Bitfloor, the fourth largest exchange dealing in US dollars, has just announcedthat it has been hacked, and the service has taken a loss of 24,000 BTC, worth about $250,000 at the time of the theft. As Roman Shtylman, the founder of Bitfloor, describes it, “last night, a few of our servers were compromised. As a result, the attacker gained accesses to an unencrypted backup of the wallet keys (the actual keys live in an encrypted area). Using these keys they were able to transfer the coins. This attack took the vast majority of the coins BitFloor was holding on hand.” As a result, BitFloor has paused all exchange operations and, depending on the effect that this will have on BitFloor’s finances, BitFloor may take one of two options. They may either take the loss and continue running in an attempt to eventually earn the money back or, in the worst case, shut down entirely and begin an account partial refund process out of the available funds.
The unencrypted backup that allowed the thief to carry out the attack was made when Shtylman made a manual upgrade earlier and put the data into an unencrypted partition on his disk; Shtylman has so far declined to comment further on the details of the attack, saying that “my current focus is on the future and not the past.” As Bitcoin security experts point out, Bitfloor made not one but two errors that were both necessary to lead to such a severe loss; the first, leaving data stored unencrypted, was an honest and perhaps unavoidable mistake, but it would not have had nearly as much of an effect if there had not also been the second error of leaving so much money in an online-accessible “hot wallet”. Since the Bitcoinica Linode theft, in which an unknown attacker made off with $222,000 worth of bitcoins from Bitcoinica’s hot wallet in March, it has been generally understood that any Bitcoin-holding service should keep the vast majority of its funds in “cold storage”, a term referring to a setup where the private keys never touch any computer that is accessible from the internet.
ThomasV, the lead developer behind the Electrum client, lists some security recommendations for Bitcion exchanges here; his seven key points are:
- Don’t store more bitcoins outside of cold storage than you can afford to lose and remain solvent.
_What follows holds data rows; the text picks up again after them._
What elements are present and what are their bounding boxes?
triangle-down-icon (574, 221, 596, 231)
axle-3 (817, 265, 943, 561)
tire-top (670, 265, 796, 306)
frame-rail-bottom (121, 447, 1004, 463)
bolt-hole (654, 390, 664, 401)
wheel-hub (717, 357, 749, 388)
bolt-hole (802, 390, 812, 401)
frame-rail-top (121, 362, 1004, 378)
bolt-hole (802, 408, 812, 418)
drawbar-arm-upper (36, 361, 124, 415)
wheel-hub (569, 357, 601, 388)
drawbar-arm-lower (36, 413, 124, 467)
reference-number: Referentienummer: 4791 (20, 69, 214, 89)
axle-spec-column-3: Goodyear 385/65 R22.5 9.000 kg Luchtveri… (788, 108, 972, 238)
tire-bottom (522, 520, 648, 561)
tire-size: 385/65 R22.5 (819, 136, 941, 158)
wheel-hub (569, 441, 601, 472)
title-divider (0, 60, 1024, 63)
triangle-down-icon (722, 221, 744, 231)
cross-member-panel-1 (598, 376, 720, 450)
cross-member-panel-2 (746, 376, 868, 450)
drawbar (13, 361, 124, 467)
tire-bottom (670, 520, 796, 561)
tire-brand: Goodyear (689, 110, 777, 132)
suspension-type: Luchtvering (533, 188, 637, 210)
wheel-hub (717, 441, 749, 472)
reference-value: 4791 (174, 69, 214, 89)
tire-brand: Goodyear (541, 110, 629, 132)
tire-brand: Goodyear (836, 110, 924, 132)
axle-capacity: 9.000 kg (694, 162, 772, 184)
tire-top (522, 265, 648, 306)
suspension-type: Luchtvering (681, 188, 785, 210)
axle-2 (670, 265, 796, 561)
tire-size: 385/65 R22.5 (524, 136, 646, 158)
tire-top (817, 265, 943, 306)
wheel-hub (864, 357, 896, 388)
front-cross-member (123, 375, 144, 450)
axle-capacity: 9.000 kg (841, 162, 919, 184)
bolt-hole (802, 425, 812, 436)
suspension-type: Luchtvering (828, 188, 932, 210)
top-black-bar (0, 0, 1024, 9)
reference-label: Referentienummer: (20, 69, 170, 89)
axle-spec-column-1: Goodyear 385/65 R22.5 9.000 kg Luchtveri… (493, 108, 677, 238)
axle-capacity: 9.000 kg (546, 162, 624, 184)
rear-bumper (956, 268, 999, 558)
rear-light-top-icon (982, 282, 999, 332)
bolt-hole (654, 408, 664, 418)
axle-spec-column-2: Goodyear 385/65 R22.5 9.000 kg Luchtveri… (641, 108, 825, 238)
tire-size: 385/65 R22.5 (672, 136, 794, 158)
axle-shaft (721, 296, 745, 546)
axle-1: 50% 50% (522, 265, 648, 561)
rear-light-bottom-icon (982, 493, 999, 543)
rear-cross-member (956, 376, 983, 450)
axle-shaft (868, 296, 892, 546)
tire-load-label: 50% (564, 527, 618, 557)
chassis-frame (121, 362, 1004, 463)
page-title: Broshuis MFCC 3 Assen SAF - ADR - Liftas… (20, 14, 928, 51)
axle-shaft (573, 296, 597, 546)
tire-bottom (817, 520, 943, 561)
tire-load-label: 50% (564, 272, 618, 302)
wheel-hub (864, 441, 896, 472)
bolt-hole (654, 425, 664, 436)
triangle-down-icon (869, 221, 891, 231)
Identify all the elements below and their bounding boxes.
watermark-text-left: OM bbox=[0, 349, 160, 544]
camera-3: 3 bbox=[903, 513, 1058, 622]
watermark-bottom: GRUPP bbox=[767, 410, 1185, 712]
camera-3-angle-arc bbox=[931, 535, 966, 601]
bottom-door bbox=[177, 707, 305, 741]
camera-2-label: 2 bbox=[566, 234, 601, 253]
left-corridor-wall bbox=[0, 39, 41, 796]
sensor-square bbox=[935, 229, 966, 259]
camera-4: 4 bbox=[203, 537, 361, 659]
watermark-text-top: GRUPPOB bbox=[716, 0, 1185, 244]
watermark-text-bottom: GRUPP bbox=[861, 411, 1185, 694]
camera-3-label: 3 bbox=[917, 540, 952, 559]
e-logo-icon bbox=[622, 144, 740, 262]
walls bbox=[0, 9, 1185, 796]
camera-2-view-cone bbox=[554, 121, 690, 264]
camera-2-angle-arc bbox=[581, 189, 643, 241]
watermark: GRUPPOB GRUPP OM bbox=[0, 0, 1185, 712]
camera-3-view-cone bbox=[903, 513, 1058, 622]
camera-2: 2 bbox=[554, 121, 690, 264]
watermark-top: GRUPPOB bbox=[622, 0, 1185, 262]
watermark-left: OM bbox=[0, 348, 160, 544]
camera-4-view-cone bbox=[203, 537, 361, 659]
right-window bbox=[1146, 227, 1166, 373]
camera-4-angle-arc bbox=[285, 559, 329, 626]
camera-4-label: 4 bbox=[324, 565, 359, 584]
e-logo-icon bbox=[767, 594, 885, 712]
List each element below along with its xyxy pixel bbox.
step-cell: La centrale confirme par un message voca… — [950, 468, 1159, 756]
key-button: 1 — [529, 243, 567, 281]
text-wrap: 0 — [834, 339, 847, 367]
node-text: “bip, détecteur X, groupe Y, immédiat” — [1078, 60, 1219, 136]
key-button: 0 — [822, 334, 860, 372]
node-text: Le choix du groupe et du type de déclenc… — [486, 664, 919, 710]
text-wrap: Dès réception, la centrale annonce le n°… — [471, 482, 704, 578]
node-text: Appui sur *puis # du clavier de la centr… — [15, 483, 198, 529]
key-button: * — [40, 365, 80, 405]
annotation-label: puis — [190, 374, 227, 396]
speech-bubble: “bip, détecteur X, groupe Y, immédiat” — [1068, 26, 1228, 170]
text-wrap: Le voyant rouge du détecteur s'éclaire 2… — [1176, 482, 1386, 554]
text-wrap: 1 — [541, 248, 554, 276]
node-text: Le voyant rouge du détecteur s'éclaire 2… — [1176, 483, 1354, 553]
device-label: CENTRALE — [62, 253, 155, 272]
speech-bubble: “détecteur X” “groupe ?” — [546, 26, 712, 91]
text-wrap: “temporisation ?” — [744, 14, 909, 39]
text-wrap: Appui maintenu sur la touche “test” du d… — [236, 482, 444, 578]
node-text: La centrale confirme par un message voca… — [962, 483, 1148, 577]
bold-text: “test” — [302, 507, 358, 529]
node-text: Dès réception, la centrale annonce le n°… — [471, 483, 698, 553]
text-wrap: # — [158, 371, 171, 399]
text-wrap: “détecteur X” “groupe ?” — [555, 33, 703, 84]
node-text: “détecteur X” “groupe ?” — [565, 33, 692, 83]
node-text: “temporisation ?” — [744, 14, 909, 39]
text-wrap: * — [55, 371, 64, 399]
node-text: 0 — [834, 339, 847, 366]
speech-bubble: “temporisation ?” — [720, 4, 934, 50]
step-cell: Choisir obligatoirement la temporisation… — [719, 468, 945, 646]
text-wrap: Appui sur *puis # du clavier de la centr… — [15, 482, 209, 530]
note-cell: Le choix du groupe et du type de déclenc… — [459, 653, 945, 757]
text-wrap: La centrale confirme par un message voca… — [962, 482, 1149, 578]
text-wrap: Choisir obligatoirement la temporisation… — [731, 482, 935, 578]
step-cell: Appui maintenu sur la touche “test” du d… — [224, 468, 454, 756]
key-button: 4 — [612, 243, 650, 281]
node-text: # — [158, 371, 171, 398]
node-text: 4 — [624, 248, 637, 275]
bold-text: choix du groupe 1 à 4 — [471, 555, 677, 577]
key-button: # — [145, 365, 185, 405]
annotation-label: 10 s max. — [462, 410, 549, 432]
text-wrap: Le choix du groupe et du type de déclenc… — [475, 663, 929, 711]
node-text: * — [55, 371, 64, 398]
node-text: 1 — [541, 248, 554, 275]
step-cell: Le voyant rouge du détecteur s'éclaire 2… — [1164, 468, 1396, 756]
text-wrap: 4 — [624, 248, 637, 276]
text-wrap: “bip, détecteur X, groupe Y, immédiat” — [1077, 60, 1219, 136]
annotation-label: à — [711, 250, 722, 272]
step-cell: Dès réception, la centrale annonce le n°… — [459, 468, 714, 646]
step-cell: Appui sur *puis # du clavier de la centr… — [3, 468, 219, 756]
This ensures that your business will be able to financially survive a hack.
- Deposits should be sent to cold storage addresses directly.
- Transfer from cold storage to hot storage should be manual only.
- An attacker should not be able to disguise a theft as a series of withdrawals from customers.
- If a withdrawal request exceeds the amount available on the hot wallet, the customer should have to wait. Receiving coins 24 hours later is better than not receiving one’s coins at all.
- Clone your database to a place where an attacker cannot irreversibly modify or delete it from the server.
- Send digitally signed account statements to customers regularly, using a key that is not on the public server.
Taking greater care to protect one’s server from being hacked in the first place is of course the best defense. However, any single layer of defense will invariably make mistakes, and sound Bitcoin service security requires a strong and detailed strategy for mitigating losses based on a defense in depth. Not following proper security procedures may mean seeing your prospering Bitcoin business meet a sudden and untimely end. Given the amount of information and experience available on such matters, not taking the most trivial standard precautions may even open one up to liability due to gross negligence. No matter how big, small, young or established your Bitcoin business may be, it is better to be prepared earlier rather than later.